Друзья с тобой: Повести (Кудряшова) - страница 77

У самых дверей он неожиданно столкнулся с высоким летчиком в теплой кожаной куртке. Да это Горев! Николай Егорович! Максим вежливо поздоровался, раскрыл перед гостем двери.

Взглянув на Горева, Симочка тотчас же опустила глаза и пролепетала в крайнем смущении:

— Здравствуйте… Николай Егорович…

Горев наклонился к ней и спросил, где Федя. Симочка только вздохнула и опустила светлую голову. Но Горев все повторял свой вопрос и не спускал тревожных глаз с лица Симочки. А у той подбородок уже коснулся груди — ниже опускать голову некуда.

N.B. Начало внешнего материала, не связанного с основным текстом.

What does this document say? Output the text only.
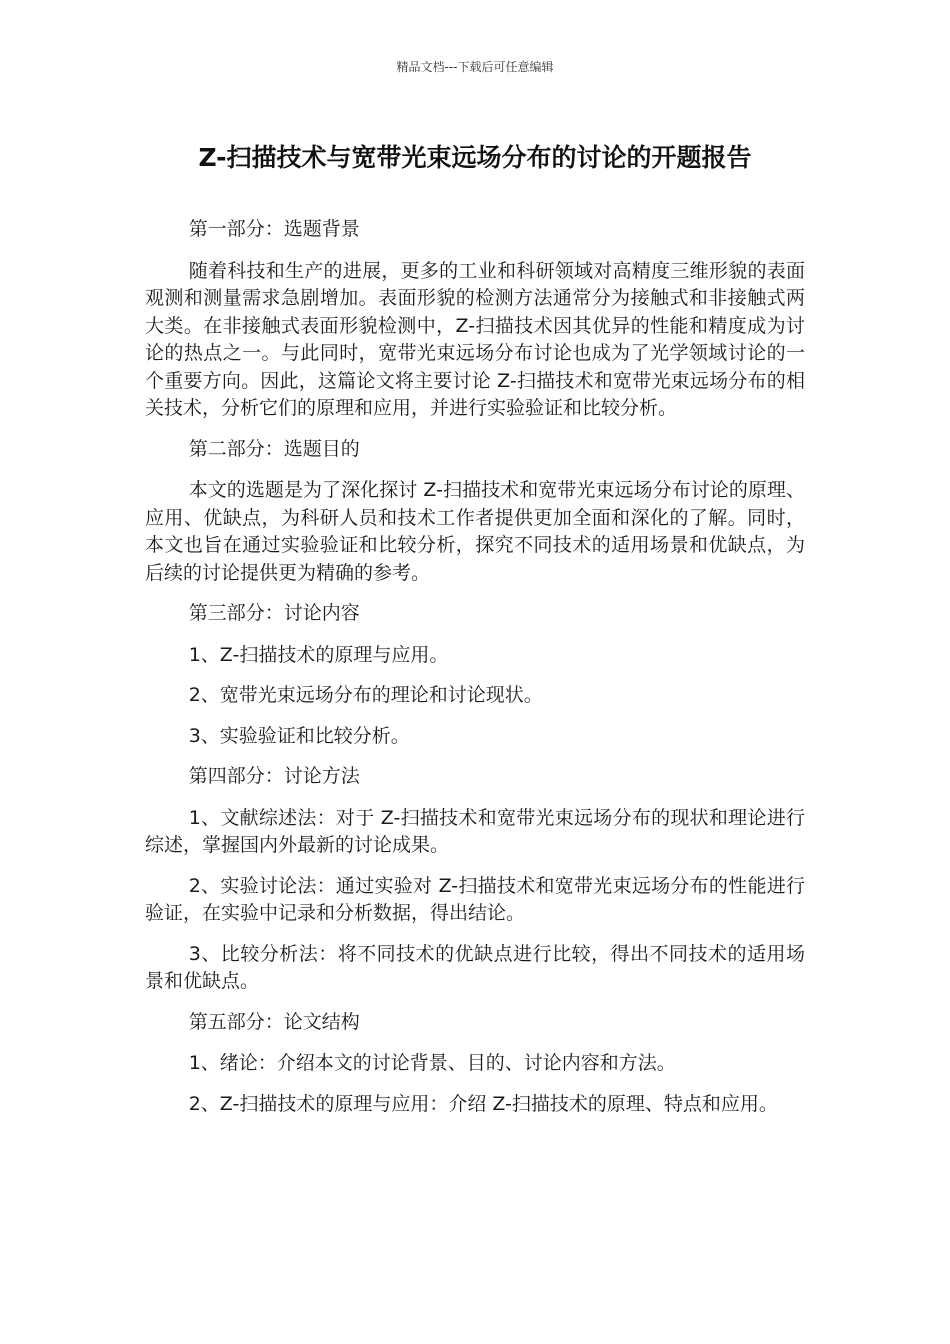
精品文档---下载后可任意编辑
Z-扫描技术与宽带光束远场分布的讨论的开题报告

第一部分：选题背景

随着科技和生产的进展，更多的工业和科研领域对高精度三维形貌的表面观测和测量需求急剧增加。表面形貌的检测方法通常分为接触式和非接触式两大类。在非接触式表面形貌检测中，Z-扫描技术因其优异的性能和精度成为讨论的热点之一。与此同时，宽带光束远场分布讨论也成为了光学领域讨论的一个重要方向。因此，这篇论文将主要讨论 Z-扫描技术和宽带光束远场分布的相关技术，分析它们的原理和应用，并进行实验验证和比较分析。

第二部分：选题目的

本文的选题是为了深化探讨 Z-扫描技术和宽带光束远场分布讨论的原理、应用、优缺点，为科研人员和技术工作者提供更加全面和深化的了解。同时，本文也旨在通过实验验证和比较分析，探究不同技术的适用场景和优缺点，为后续的讨论提供更为精确的参考。

第三部分：讨论内容

1、Z-扫描技术的原理与应用。

2、宽带光束远场分布的理论和讨论现状。

3、实验验证和比较分析。

第四部分：讨论方法

1、文献综述法：对于 Z-扫描技术和宽带光束远场分布的现状和理论进行综述，掌握国内外最新的讨论成果。

2、实验讨论法：通过实验对 Z-扫描技术和宽带光束远场分布的性能进行验证，在实验中记录和分析数据，得出结论。

3、比较分析法：将不同技术的优缺点进行比较，得出不同技术的适用场景和优缺点。

第五部分：论文结构

1、绪论：介绍本文的讨论背景、目的、讨论内容和方法。

2、Z-扫描技术的原理与应用：介绍 Z-扫描技术的原理、特点和应用。
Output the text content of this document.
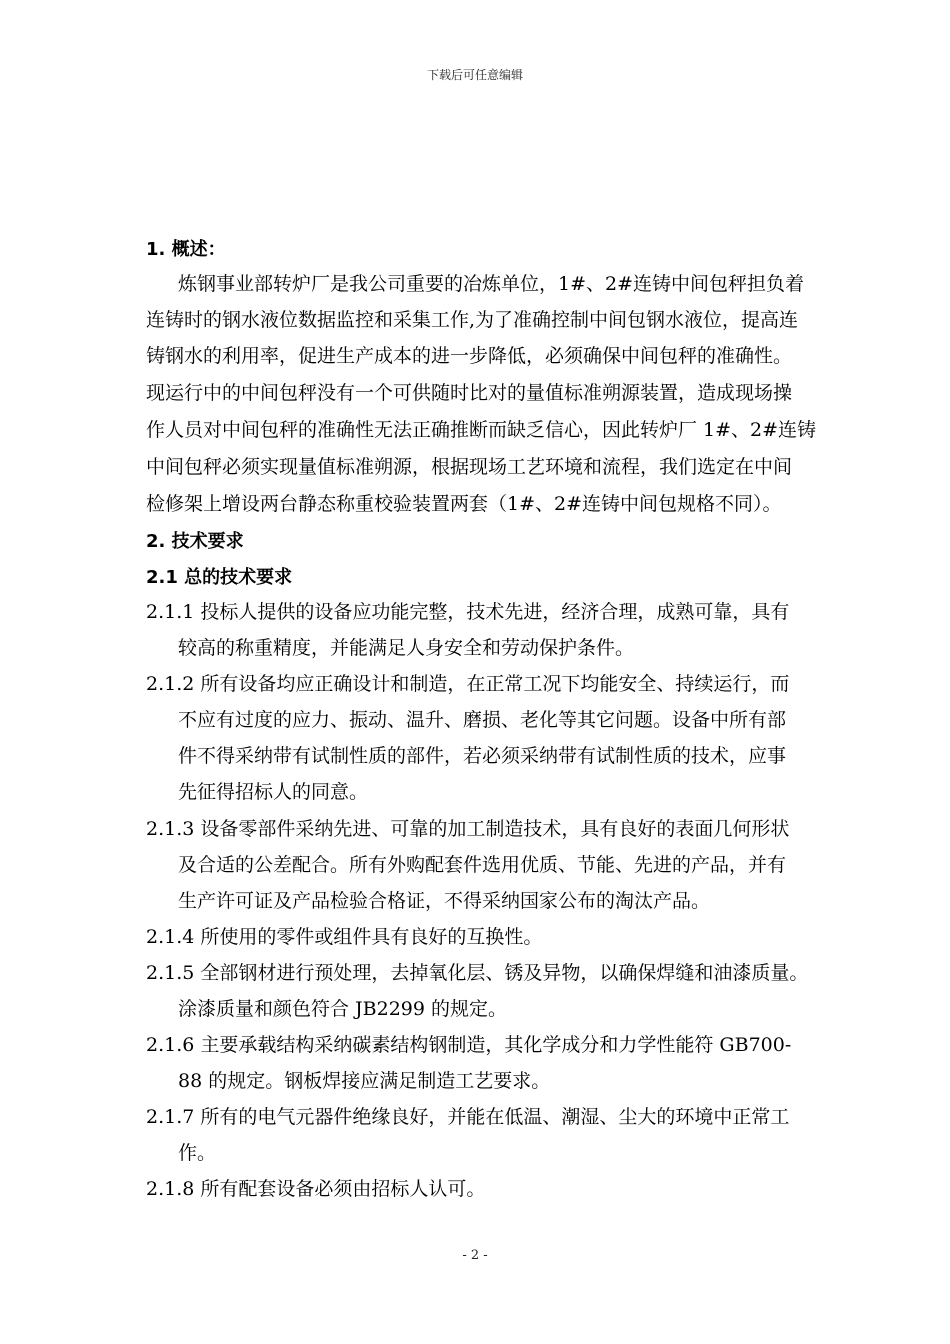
下载后可任意编辑
1. 概述：
炼钢事业部转炉厂是我公司重要的冶炼单位，1#、2#连铸中间包秤担负着
连铸时的钢水液位数据监控和采集工作,为了准确控制中间包钢水液位，提高连
铸钢水的利用率，促进生产成本的进一步降低，必须确保中间包秤的准确性。
现运行中的中间包秤没有一个可供随时比对的量值标准朔源装置，造成现场操
作人员对中间包秤的准确性无法正确推断而缺乏信心，因此转炉厂 1#、2#连铸
中间包秤必须实现量值标准朔源，根据现场工艺环境和流程，我们选定在中间
检修架上增设两台静态称重校验装置两套（1#、2#连铸中间包规格不同）。
2. 技术要求
2.1 总的技术要求
2.1.1 投标人提供的设备应功能完整，技术先进，经济合理，成熟可靠，具有
较高的称重精度，并能满足人身安全和劳动保护条件。
2.1.2 所有设备均应正确设计和制造，在正常工况下均能安全、持续运行，而
不应有过度的应力、振动、温升、磨损、老化等其它问题。设备中所有部
件不得采纳带有试制性质的部件，若必须采纳带有试制性质的技术，应事
先征得招标人的同意。
2.1.3 设备零部件采纳先进、可靠的加工制造技术，具有良好的表面几何形状
及合适的公差配合。所有外购配套件选用优质、节能、先进的产品，并有
生产许可证及产品检验合格证，不得采纳国家公布的淘汰产品。
2.1.4 所使用的零件或组件具有良好的互换性。
2.1.5 全部钢材进行预处理，去掉氧化层、锈及异物，以确保焊缝和油漆质量。
涂漆质量和颜色符合 JB2299 的规定。
2.1.6 主要承载结构采纳碳素结构钢制造，其化学成分和力学性能符 GB700-
88 的规定。钢板焊接应满足制造工艺要求。
2.1.7 所有的电气元器件绝缘良好，并能在低温、潮湿、尘大的环境中正常工
作。
2.1.8 所有配套设备必须由招标人认可。
- 2 -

— Что же ты молчишь? — не выдержал Максим. — Говори, когда спрашивают!

Но сестра молчала… Николай Егорович рассказывал матери про то, как Федя и Лешка забрали без разрешения желез–ный лом у какой‑то бабушки, как потом вернули его и что сегодня Федя ушел в школу и больше не возвращался домой.

Горев говорил быстро, негромко, часто поправлял рукой седые волосы и все посматривал на Серафиму.

Максиму было совершенно ясно, что Симка знает, где Федя. Ишь, как отворачивается от Горева! Ишь, как поджимает губы, а сама, хитрющая, нет–нет да и кинет искоса настороженный взгляд на Николая Егоровича! И плакала она в углу неспроста, и из дому хотела удрать незаметно тоже недаром.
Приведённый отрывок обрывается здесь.